A iniciativa, com o propósito de uniformizar a interpretação das normas e a fim de reduzir riscos de autuação, busca oferecer maior segurança jurídica e previsibilidade aos contribuintes. Ademais, o guia consolida o entendimento oficial da Administração Tributária quanto ao alcance, às exceções e à forma de cálculo da redução.

Objetivos da nova legislação

A Lei Complementar nº 224/2025 promove uma revisão estrutural do sistema de incentivos fiscais federais.
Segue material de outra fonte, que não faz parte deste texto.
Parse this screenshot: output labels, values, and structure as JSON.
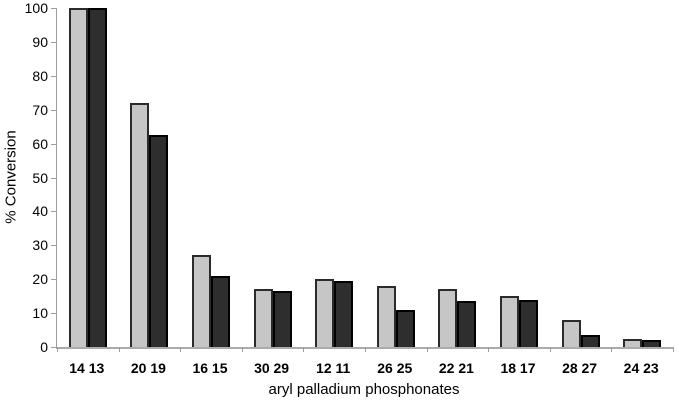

Em primeiro lugar, estabelece a redução linear de 10% dos benefícios tributários alcançados pela norma. Em segundo lugar, fixa um limite global para os gastos tributários da União, correspondente a 2% do Produto Interno Bruto (PIB). Em terceiro lugar, altera a Lei de Responsabilidade Fiscal, com o intuito de reforçar a governança e o controle das renúncias de receita.

A medida insere-se no contexto do ajuste fiscal e do equilíbrio das contas públicas. Assim sendo, a concessão e a manutenção de novos benefícios passam a depender de avaliações periódicas de resultados, de modo que incentivos ineficientes possam ser revistos.

Importa destacar que a LC 224/2025 não extingue benefícios fiscais, mas, ao contrário, promove uma recalibração horizontal do sistema, preservando, sobretudo, políticas públicas estruturantes e investimentos já contratados.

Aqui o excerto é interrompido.